In message <
MPG.3a57c42be...@news.individual.net> Stan Brown <
the_sta...@fastmail.fm> wrote:
> On Sun, 27 Dec 2020 13:48:45 -0500, Rob Solomon wrote:
>>
>> On Sat, 26 Dec 2020 16:44:40 -0000 (UTC), John McCue
>> <
jmc...@jmclin1.hsd1.ma.comcast.net> wrote:
>>
>>
>> The official vim support list is at
vim...@googlegroups.com
>> By official, I mean that Bram monitors it and posts there.
> Thanks for the pointer, Rob. I have (reluctantly) joined and posted my
> query.
> Why reluctantly? Because mailing lists clutter up my inbox, and it's
> much harder to follow threads than it is with Usenet.
1) sort your mail into mailboxes (think 'newsgroups" and list mail will
not clutter your inbox.
2) Use address extensions to automatically sort your mail. For example,
subscribe to a vim list with the address "
foo...@example.com". Most
email systems support this and will sort messages automatically into
folders if they match the extension. For example, fastmail says this:
https://www.fastmail.com/help/receive/addressing.html
#v+
Plus addressing means any email sent to
username+wha...@domain.tld is still sent to your account. This
means you can have a lot of variations on your email address to give out
to different people, sites, or mailing lists.

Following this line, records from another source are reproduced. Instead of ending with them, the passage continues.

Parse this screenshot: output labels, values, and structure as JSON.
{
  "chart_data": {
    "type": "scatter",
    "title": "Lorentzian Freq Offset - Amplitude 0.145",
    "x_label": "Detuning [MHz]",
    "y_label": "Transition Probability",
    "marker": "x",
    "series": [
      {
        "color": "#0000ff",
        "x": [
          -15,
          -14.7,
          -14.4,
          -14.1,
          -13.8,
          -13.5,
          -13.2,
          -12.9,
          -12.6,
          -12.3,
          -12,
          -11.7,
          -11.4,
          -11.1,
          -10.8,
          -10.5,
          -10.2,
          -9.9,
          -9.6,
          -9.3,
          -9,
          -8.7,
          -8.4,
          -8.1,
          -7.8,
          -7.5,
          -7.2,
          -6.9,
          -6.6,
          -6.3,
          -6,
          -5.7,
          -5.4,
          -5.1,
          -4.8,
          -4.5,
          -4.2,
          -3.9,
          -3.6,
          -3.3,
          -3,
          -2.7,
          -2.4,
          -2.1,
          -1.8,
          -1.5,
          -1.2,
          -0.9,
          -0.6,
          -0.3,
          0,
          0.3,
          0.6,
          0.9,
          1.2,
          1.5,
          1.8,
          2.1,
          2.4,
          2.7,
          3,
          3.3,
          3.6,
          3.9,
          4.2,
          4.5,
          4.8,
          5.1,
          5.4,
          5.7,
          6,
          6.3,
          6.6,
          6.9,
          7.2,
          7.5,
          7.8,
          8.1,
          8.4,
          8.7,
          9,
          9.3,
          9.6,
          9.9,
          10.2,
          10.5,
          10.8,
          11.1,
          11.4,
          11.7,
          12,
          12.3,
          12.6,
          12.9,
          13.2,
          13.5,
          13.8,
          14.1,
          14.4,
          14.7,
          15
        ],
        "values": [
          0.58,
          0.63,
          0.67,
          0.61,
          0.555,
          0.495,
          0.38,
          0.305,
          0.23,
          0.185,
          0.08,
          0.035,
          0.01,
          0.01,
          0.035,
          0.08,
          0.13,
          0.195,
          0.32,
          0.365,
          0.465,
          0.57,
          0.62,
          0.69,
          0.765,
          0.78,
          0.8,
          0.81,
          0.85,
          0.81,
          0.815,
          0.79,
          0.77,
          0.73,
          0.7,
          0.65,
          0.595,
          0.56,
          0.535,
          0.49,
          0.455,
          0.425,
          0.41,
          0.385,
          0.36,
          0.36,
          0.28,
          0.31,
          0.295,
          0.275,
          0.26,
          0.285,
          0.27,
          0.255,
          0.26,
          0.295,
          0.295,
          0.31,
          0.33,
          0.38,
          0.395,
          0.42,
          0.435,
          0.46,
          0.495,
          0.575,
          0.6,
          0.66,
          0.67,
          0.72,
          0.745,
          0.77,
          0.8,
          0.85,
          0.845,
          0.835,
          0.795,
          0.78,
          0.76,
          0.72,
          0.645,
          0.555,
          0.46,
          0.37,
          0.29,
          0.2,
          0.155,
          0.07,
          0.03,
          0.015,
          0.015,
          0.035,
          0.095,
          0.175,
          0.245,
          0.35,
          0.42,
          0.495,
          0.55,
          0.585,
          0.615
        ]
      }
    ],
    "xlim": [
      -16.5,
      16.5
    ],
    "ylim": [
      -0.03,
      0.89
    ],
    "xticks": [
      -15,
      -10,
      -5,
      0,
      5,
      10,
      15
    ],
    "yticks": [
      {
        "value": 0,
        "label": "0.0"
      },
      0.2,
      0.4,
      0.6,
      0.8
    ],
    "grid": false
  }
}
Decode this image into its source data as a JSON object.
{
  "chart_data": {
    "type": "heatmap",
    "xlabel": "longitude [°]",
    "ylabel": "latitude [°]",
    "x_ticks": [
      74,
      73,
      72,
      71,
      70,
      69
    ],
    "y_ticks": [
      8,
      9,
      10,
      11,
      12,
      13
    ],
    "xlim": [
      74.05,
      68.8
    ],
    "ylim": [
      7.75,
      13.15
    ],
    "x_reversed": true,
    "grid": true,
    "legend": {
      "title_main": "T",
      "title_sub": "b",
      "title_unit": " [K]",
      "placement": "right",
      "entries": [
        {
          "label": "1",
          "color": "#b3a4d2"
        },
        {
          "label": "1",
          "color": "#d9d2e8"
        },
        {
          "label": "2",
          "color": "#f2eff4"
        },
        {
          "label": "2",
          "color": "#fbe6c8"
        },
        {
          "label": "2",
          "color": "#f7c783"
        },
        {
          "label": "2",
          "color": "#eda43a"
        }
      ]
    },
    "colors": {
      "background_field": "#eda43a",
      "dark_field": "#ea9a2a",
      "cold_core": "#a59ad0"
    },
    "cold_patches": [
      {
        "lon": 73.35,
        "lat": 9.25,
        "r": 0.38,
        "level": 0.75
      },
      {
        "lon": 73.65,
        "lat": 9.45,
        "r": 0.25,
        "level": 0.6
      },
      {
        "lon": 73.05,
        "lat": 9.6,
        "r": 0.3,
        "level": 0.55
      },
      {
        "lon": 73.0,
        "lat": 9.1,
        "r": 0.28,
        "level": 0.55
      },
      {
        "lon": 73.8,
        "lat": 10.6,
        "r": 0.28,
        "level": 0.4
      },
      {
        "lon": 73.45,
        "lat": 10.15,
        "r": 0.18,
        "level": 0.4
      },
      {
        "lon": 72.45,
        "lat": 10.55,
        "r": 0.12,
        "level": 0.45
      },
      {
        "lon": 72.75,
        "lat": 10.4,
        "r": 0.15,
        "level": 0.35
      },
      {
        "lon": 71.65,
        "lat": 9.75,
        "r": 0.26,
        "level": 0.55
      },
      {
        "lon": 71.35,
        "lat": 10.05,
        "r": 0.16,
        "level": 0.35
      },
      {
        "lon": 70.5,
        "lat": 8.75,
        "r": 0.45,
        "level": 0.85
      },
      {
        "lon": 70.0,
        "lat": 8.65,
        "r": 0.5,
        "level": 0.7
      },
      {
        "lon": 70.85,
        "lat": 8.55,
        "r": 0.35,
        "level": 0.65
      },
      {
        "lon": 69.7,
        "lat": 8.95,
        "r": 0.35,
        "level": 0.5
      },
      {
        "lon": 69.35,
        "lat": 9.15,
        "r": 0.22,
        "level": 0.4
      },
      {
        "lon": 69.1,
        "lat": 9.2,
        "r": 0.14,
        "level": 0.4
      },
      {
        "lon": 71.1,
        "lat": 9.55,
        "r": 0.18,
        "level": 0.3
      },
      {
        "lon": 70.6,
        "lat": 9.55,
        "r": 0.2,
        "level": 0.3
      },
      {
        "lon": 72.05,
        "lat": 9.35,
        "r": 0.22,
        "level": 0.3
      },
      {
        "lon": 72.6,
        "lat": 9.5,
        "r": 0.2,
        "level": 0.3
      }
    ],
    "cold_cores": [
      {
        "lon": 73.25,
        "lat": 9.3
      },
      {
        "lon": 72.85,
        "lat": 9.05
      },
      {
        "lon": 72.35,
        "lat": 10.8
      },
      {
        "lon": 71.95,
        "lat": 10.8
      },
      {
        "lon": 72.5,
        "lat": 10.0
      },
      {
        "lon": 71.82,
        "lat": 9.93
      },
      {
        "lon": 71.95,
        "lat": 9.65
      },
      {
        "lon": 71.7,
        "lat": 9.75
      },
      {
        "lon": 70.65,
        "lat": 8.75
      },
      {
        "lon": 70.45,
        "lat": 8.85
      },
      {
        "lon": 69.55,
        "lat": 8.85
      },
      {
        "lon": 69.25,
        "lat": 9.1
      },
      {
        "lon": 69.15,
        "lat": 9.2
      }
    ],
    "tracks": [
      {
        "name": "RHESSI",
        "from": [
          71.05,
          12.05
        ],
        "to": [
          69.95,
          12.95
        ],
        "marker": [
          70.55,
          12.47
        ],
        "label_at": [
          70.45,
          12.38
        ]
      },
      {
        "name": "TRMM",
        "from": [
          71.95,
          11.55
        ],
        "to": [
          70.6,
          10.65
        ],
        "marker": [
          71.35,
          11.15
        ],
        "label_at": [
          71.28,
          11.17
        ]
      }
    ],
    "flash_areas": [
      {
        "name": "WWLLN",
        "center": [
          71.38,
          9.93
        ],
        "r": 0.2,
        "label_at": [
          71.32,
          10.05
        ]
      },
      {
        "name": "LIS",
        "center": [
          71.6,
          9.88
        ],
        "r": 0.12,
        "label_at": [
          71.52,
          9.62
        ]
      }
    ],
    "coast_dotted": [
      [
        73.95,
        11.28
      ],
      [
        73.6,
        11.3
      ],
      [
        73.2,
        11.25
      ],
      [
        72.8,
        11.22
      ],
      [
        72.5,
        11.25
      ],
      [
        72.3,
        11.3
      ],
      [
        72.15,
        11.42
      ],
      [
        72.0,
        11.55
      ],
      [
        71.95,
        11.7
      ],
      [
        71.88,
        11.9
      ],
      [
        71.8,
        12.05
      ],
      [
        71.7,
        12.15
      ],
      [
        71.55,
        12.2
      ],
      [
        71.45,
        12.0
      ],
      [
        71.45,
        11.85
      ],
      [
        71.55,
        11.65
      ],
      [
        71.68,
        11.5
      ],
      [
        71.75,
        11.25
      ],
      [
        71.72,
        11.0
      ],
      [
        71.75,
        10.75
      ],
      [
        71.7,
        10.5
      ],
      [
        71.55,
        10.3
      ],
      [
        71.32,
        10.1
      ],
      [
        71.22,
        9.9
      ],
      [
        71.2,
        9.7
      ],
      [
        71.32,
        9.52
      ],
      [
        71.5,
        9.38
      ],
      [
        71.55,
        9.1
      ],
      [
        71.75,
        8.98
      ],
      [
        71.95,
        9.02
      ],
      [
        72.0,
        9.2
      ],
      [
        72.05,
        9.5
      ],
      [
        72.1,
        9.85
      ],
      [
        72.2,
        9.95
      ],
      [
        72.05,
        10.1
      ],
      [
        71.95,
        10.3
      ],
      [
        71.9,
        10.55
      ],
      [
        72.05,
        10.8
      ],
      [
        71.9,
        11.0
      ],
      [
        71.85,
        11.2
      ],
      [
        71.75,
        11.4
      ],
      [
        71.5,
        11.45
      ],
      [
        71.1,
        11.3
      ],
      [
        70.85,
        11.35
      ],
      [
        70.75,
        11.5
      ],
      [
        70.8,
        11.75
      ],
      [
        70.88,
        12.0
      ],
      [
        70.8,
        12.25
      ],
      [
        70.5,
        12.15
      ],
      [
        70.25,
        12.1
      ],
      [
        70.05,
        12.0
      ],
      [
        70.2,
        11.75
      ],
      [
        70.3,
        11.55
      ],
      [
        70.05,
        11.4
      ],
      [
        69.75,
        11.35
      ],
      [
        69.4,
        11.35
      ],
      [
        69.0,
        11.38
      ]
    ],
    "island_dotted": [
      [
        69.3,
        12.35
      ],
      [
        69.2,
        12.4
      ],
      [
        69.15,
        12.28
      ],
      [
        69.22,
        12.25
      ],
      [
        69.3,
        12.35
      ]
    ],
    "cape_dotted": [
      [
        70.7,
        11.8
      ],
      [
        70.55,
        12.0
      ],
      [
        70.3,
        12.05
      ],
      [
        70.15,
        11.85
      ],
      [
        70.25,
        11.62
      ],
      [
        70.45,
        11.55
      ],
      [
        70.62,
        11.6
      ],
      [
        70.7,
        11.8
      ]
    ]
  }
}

If the part after the + matches the name of one of your folders (see
below for how the matching works), the message will automatically be
delivered there instead of your Inbox, without needing to create a
rule.
#v-
I'd recommend reading that page if
fastmail.fm is the same as
fastmail.com.
3) get an email client that supports showing threads (mail uses the
exact same mechanism to show threads, a References: header and a
In-Reply-To: header.
--
"Are you pondering what I'm pondering?"
"I think so, Doctor. But are these really the legs of a show girl?"